Na koniec coś dla największych twardzieli, czyli dodatki. Twórcy Dead Cells uznali, że zwykła rozgrywka może nie wystarczyć niektórym graczom, dodali więc system sekretów, achievementów, wyzwań oraz „daily run” do swojej produkcji. Wyzwania możemy podejmować w trakcie rozgrywki. Są to specjalne portale, z którymi czeka nas proste zadanie: pokonaj wszystkich wrogów, dobiegnij do końca, zmieść się w limicie czasu i nie daj się trafić. Bułka z masłem. Daily run z kolei odblokowujemy po pokonaniu pierwszego bossa. Jest to próba czasowa, w której pokonujemy wygenerowany na dany dzień poziom, na koniec którego walczymy ze wspomnianym bossem. Za nasz wysiłek otrzymujemy szansę zapisania się w rankingu dnia jako najlepszy gracz, jeśli okażemy się najlepsi. Chwała jednak nie trwa wiecznie, a każdy dzień to nowe wyzwanie.
grafika
W gatunku roguelike grafika nie ma za zdania zachwycać bogactwem detali czy zapierającymi dech w piersiach krajobrazami – i Dead Cells nie wyłamało się tu ze schematu. Ze względu na specyfikę tego typu gier, warto jednak ocenić funkcjonalność grafiki. Pojawiające się na ekranie postacie zdecydowanie odcinają się od tła, tak jak przepaści i pułapki zaznaczone są wyraźnie i bez wątpliwości. Nie uświadczyłem też problemów z hitboksami czy płynnością ruchów głównego bohatera. Lokacje urządzone są w mrocznym stylu, nie są jednak tak po prostu ciemne, ciężkie i przytłaczające. Wręcz przeciwnie, trzymają klimat i zachęcają do eksploracji.
Dźwięk
Podobnie jak z grafiką, nie ma tu wiele do opisania ze względu na gatunek. Gra nie posiada dubbingowanych dialogów. Muzyka przygrywająca w tle zmienia się w zależności do poziomu i jest dobrana adekwatnie do klimatu lokacji, nie kłuje w uszy i nie jest drażniąca. Dźwięki broni, potworów, umiejętności, skoków itd. są nieco monotonne, spełniają jednak swoje zadanie, dostarczając graczowi spójnych informacji o tym, co dzieje się na ekranie. Podoba mi się też dodanie oddzielnej ścieżki dźwiękowej w czasie odwiedzin w sklepie, pozwala to na odpoczynek i chwilę względnego spokoju w trakcie intensywnej rozgrywki.
Jakość
Gra jeszcze nie jest w finalnej wersji i przy każdym włączeniu ostrzega przed możliwymi błędami (grałem na wersji „Update 4 The Brutal Update”). Przyznam szczerze, że w czasie kilkunastu godzin zabawy tylko raz spotkałem niewidzialną ścianę zamiast budynku, dało się ją jednak ominąć, oraz raz wygenerowany tunel okazał się niemożliwy do przejścia, gdyż postać nie potrafiła skoczyć na odpowiednią wysokość i skończyło się resetem rozgrywki. Poza tym jednak gra działa płynnie, stabilnie, jest oszczędna dla zasobów komputera (0,3 GB RAM-u to nie zużycie w dzisiejszych czasach). Ekrany ładowania trwają po kilka sekund, developerzy zdecydowanie zadbali o jakość techniczną swojego produktu.

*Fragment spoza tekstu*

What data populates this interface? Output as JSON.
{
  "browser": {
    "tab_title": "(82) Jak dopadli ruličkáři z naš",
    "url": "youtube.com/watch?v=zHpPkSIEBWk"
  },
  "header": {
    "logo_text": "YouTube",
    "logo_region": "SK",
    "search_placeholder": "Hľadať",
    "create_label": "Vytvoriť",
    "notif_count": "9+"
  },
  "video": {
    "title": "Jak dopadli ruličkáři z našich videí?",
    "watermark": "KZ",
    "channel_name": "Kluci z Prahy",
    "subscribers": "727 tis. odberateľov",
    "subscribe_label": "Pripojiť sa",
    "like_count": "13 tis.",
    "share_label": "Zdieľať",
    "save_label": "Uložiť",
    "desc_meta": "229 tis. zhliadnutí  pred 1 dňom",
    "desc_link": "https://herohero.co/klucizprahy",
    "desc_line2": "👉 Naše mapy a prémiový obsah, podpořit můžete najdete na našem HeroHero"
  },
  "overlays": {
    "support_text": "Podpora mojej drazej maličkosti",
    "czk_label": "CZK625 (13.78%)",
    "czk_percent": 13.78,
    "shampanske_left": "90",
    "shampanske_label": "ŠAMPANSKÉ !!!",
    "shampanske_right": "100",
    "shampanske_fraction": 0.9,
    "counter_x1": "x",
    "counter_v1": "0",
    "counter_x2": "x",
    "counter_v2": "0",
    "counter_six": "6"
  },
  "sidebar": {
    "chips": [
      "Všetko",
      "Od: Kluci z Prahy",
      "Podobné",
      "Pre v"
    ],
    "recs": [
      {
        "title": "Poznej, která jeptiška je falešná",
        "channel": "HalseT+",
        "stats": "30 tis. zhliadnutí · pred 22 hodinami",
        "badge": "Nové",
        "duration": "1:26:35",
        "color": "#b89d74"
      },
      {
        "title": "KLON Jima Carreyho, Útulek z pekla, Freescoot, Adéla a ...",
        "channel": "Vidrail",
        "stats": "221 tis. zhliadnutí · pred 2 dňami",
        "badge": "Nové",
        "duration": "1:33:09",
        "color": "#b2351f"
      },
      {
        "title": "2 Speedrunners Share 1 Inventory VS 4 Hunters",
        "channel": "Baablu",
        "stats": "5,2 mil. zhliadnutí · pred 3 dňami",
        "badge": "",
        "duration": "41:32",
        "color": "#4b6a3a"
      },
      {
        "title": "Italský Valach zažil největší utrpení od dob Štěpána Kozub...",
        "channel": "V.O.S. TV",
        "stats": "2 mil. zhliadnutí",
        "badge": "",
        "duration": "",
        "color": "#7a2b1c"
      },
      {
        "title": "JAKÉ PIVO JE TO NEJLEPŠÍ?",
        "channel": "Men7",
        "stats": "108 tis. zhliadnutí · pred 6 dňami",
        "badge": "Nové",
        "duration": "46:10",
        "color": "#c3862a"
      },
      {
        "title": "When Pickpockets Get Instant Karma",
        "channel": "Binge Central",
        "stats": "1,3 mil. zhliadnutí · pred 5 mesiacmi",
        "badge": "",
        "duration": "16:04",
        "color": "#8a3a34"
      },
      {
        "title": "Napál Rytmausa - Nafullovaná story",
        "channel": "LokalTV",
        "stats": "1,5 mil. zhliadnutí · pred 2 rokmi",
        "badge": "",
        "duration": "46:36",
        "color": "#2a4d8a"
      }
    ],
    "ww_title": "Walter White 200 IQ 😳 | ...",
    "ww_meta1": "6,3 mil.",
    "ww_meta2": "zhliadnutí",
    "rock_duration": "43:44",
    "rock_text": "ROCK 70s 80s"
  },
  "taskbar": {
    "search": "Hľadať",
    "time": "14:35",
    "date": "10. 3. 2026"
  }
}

ocenaDead Cells to zdecydowanie gra dla twardych zawodników. W czasie rozgrywki prawdopodobnie wymyślisz parę nowych przekleństw, warto jednak poświęcić te kilkanaście lub nawet kilkadziesiąt godzin, by poczuć radość i dumę z przejścia tego tytułu. Jestem bardzo zadowolony, że dane było mi się z nim zmierzyć. Ciekawi mnie, jak będzie wyglądała ostateczna wersja i o ile trudniejsze mogą stać się nowe poziomy, jeśli zostaną dodane.
- Świat: 8/10
- Rozgrywka: 10/10
- Grafika: 9/10
- Dźwięk: 8/10
- Jakość: 9/10
Platforma testowa PC
- Procesor: Intel Core i3-4005U 1.7GHz
- Monitor: 15,6 cali Full HD
- Grafika: NVIDIA GeForce 820M 2GB
- Pamięć: 4 GB RAM
- System: Windows 7 Professional
- +Ogromne wyzwanie
- +Uczciwy system walki
- +Klimat
- +Niewysoka cena
- –Wersja beta
- –Męcząca przy dłuższym posiedzeniu
- –Brak możliwości zmiany poziomu trudności
Chcielibyśmy gorąco podziękować serwisowi GOG.com za udostępnienie nam kopii gry do recenzji.

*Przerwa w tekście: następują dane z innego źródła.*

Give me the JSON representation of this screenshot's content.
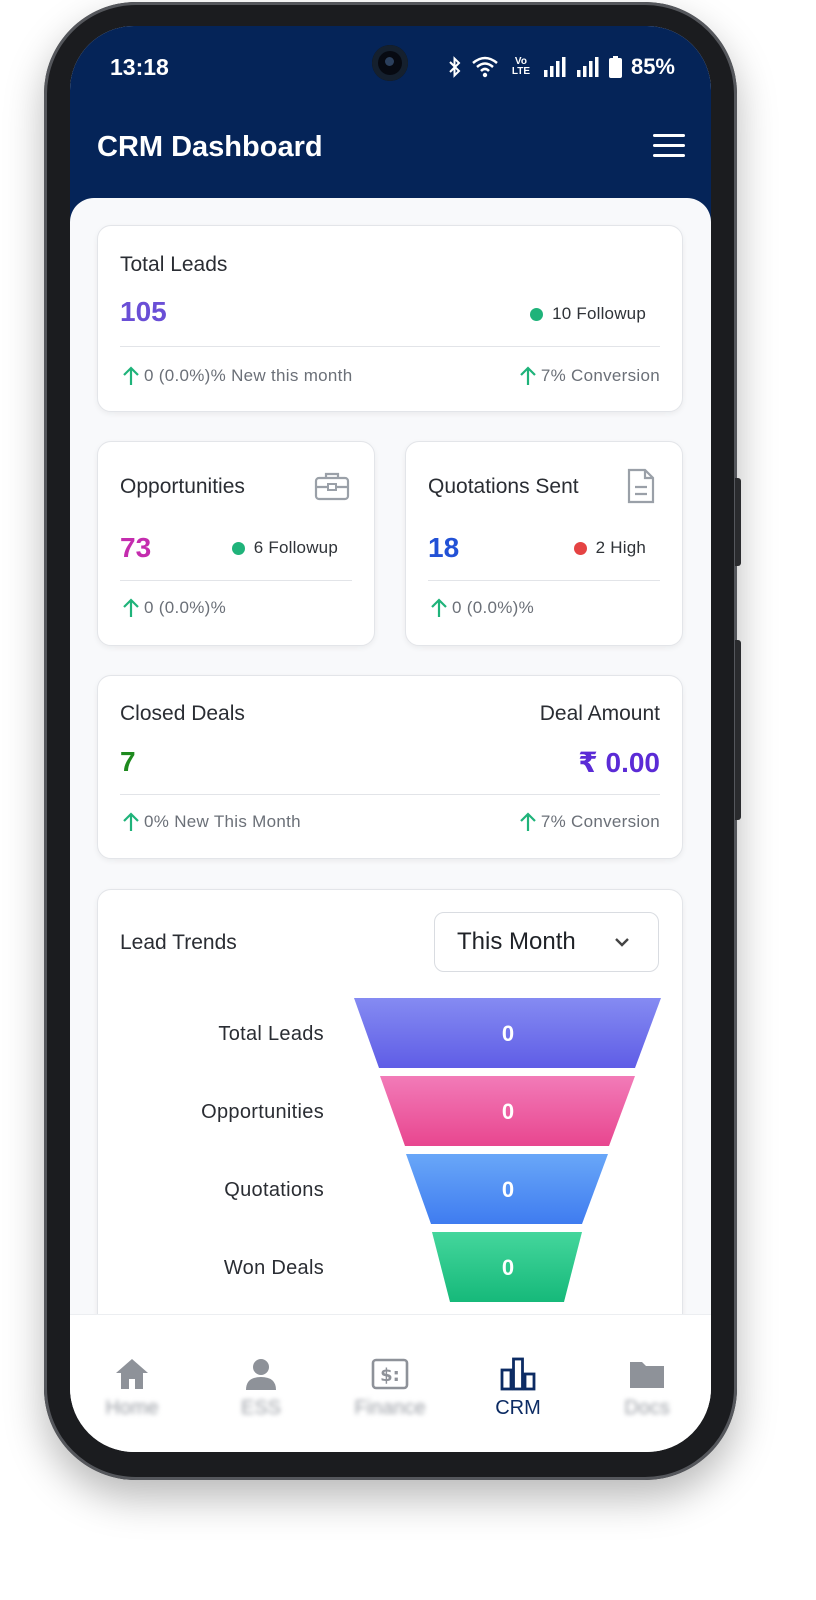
{
  "status_bar": {
    "time": "13:18",
    "volte": "Vo LTE",
    "battery": "85%"
  },
  "header": {
    "title": "CRM Dashboard"
  },
  "colors": {
    "header": "#052458",
    "purple": "#6a4fd6",
    "magenta": "#c42cae",
    "blue": "#2251d6",
    "green": "#1e8a1e",
    "teal": "#1fb37a",
    "red": "#e54343"
  },
  "total_leads": {
    "title": "Total Leads",
    "value": "105",
    "followup": "10 Followup",
    "new_this_month": "0 (0.0%)% New this month",
    "conversion": "7% Conversion"
  },
  "opportunities": {
    "title": "Opportunities",
    "value": "73",
    "followup": "6 Followup",
    "change": "0 (0.0%)%",
    "icon": "briefcase-icon"
  },
  "quotations": {
    "title": "Quotations Sent",
    "value": "18",
    "priority": "2 High",
    "change": "0 (0.0%)%",
    "icon": "document-icon"
  },
  "closed_deals": {
    "title": "Closed Deals",
    "value": "7",
    "deal_amount_label": "Deal Amount",
    "deal_amount": "₹ 0.00",
    "new_this_month": "0% New This Month",
    "conversion": "7% Conversion"
  },
  "lead_trends": {
    "title": "Lead Trends",
    "period": "This Month",
    "stages": [
      {
        "label": "Total Leads",
        "value": "0"
      },
      {
        "label": "Opportunities",
        "value": "0"
      },
      {
        "label": "Quotations",
        "value": "0"
      },
      {
        "label": "Won Deals",
        "value": "0"
      }
    ]
  },
  "bottom_nav": [
    {
      "label": "Home",
      "icon": "home-icon"
    },
    {
      "label": "ESS",
      "icon": "person-icon"
    },
    {
      "label": "Finance",
      "icon": "finance-icon"
    },
    {
      "label": "CRM",
      "icon": "bar-chart-icon",
      "active": true
    },
    {
      "label": "Docs",
      "icon": "folder-icon"
    }
  ]
}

Jeżeli powyższy tekst zachęcił cię do spróbowania swoich sił w Dead Cells, tutaj możesz nabyć swoją kopię. Życzę powodzenia i wytrwałości, jeśli postanowisz podjąć wyzwanie.
Student, miłośnik gier wszelkiej maści, od FPSów przez survivale po planszówki i gry fabularne. Fan serii Final Fantasy. Uwielbiam: achievementy, współzawodnictwo oraz wyciskanie z gier 105% możliwości.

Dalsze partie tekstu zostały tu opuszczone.